Publié le 23/05/2023
Loi Valletoux : la limitation de liberté d’installation reviendra-t-elle par la fenêtre ?

Paris, le mardi 23 mai 2023
Des députés veulent profiter de l’examen de la loi Valletoux pour mettre fin à la liberté d’installation des médecins libéraux.
Le 12 juin prochain, à l’occasion de la niche parlementaire du groupe Horizons, l’Assemblée Nationale examinera la proposition de loi de Frédéric Valletoux, ancien président de la Fédération Hospitalière de France (FHF), « visant à améliorer l’accès aux soins par l’engagement territorial des professionnels ». La proposition prévoit, entre autres, de rendre obligatoire pour les professionnels de santé libéraux le rattachement à une communauté professionnelle territoriale de santé (CPTS), d’améliorer la participation des soignants à la permanence des soins et d’interdire l’intérim médical pour les soignants récemment diplômés.
Des mesures contraignantes donc, mais a priori pas de quoi susciter outre mesure l’inquiétude des syndicats de médecins libéraux. La proposition de loi, qui avait initialement été présentée en février avant d’être retirée face à la colère des praticiens, a notamment été expurgée de ses mesures les plus contraignantes. Le texte initial prévoyait en effet d’encadrer la liberté d’installation, en soumettant à autorisation des agences régionales de santé (ARS) l’installation des médecins (!).
205 députés souhaitent limiter la liberté d’installation
Eliminé du texte final, ces mesures contraignantes pourraient cependant y revenir sous forme d’amendement. En effet, un groupe de députés trans-partisans, dirigé par le député socialiste Guillaume Garot et composé de parlementaires de tout bord (à l’exception notable du Rassemblement National) planche depuis plusieurs mois sur une proposition de loi concurrente. Ce texte, qui a été signé par 205 députés, prévoit d’interdire aux médecins de s’installer dans les zones déjà suffisamment dotées en praticiens, sauf en cas de remplacement. Les députés auteurs du texte souhaitent également imposer un préavis de six mois à tout médecin souhaitant quitter une zone sous dotée en praticiens. L’objectif de ces mesures très contraignantes est évidemment de lutter contre la désertification médicale et de mieux répartir les praticiens sur le territoire.
Pour le moment, cette proposition de loi, déposée le 17 janvier dernier, n’a toujours pas été inscrite à l’ordre du jour. C’est pourquoi mercredi dernier, Guillaume Garot a indiqué à Frédéric Valletoux que les membres de son groupe profiteraient de l’examen de la loi Valletoux pour y inscrire des amendements allant dans leur sens et notamment pour y inscrire la fin de la liberté d’installation.

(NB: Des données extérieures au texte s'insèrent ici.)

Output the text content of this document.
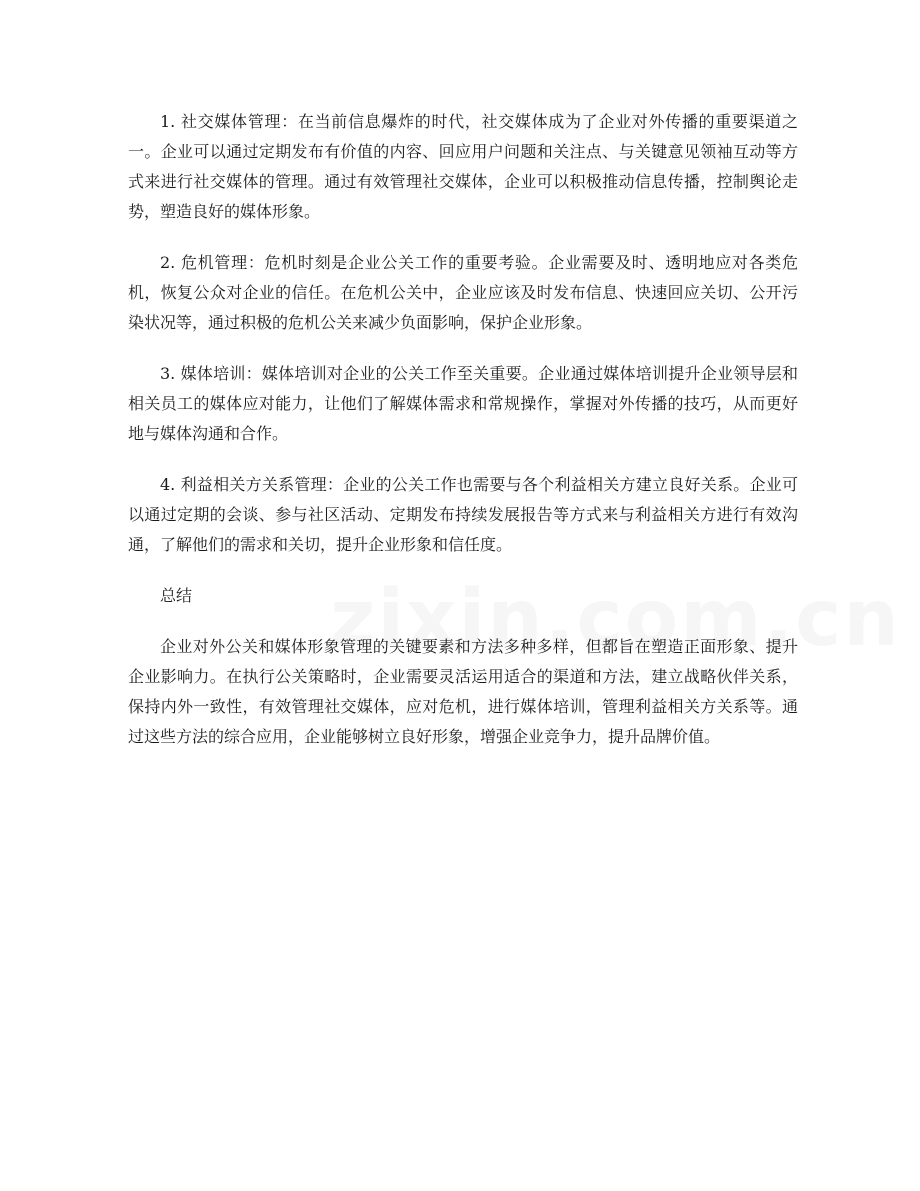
1. 社交媒体管理：在当前信息爆炸的时代，社交媒体成为了企业对外传播的重要渠道之一。企业可以通过定期发布有价值的内容、回应用户问题和关注点、与关键意见领袖互动等方式来进行社交媒体的管理。通过有效管理社交媒体，企业可以积极推动信息传播，控制舆论走势，塑造良好的媒体形象。

2. 危机管理：危机时刻是企业公关工作的重要考验。企业需要及时、透明地应对各类危机，恢复公众对企业的信任。在危机公关中，企业应该及时发布信息、快速回应关切、公开污染状况等，通过积极的危机公关来减少负面影响，保护企业形象。

3. 媒体培训：媒体培训对企业的公关工作至关重要。企业通过媒体培训提升企业领导层和相关员工的媒体应对能力，让他们了解媒体需求和常规操作，掌握对外传播的技巧，从而更好地与媒体沟通和合作。

4. 利益相关方关系管理：企业的公关工作也需要与各个利益相关方建立良好关系。企业可以通过定期的会谈、参与社区活动、定期发布持续发展报告等方式来与利益相关方进行有效沟通，了解他们的需求和关切，提升企业形象和信任度。

总结

企业对外公关和媒体形象管理的关键要素和方法多种多样，但都旨在塑造正面形象、提升企业影响力。在执行公关策略时，企业需要灵活运用适合的渠道和方法，建立战略伙伴关系，保持内外一致性，有效管理社交媒体，应对危机，进行媒体培训，管理利益相关方关系等。通过这些方法的综合应用，企业能够树立良好形象，增强企业竞争力，提升品牌价值。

Vers une grève des médecins le 9 juin
Une perspective qui inquiète, elle, les syndicats de médecins. Pour l’UFML, qui a pris la tête du combat contre cette réforme, « Guillaume Garot et Frédéric Valletoux sont les deux faces d’une même médaille qui se sont entendus pour faire une loi de leurs deux propositions de lois ». Le syndicat du Dr Jérôme Marty profite de cette nouvelle attaque contre les droits des médecins libéraux pour relancer son appel à un déconventionnement collectif, affirmant que plus de 2 000 médecins se sont déjà engagés à participer à ce mouvement. « Ce combat est le plus important qu’ai jamais mené la médecine libérale » estime le syndicat.
L’association Médecins pour demain a d’ores et déjà lancé un appel à la grève, invitant les médecins à fermer leur cabinet le 9 juin prochain, pour combattre « une proposition de loi Valletoux démagogique, sans aucun regard pour les besoins réels des acteurs du soin ». La CSMF, la FMF et le SML se sont également dit préoccupés par la proposition de loi Valletoux et ses éventuels amendements et envisagent de participer à ce mouvement de grève.
Pour rassurer les médecins, notons que ces dernières semaines, François Braun, Elisabeth Borne et même Emmanuel Macron ont affiché leur soutien à la liberté d’installation, rendant donc a priori très difficile qu’une proposition de loi visant à l’abolir soit finalement adoptée.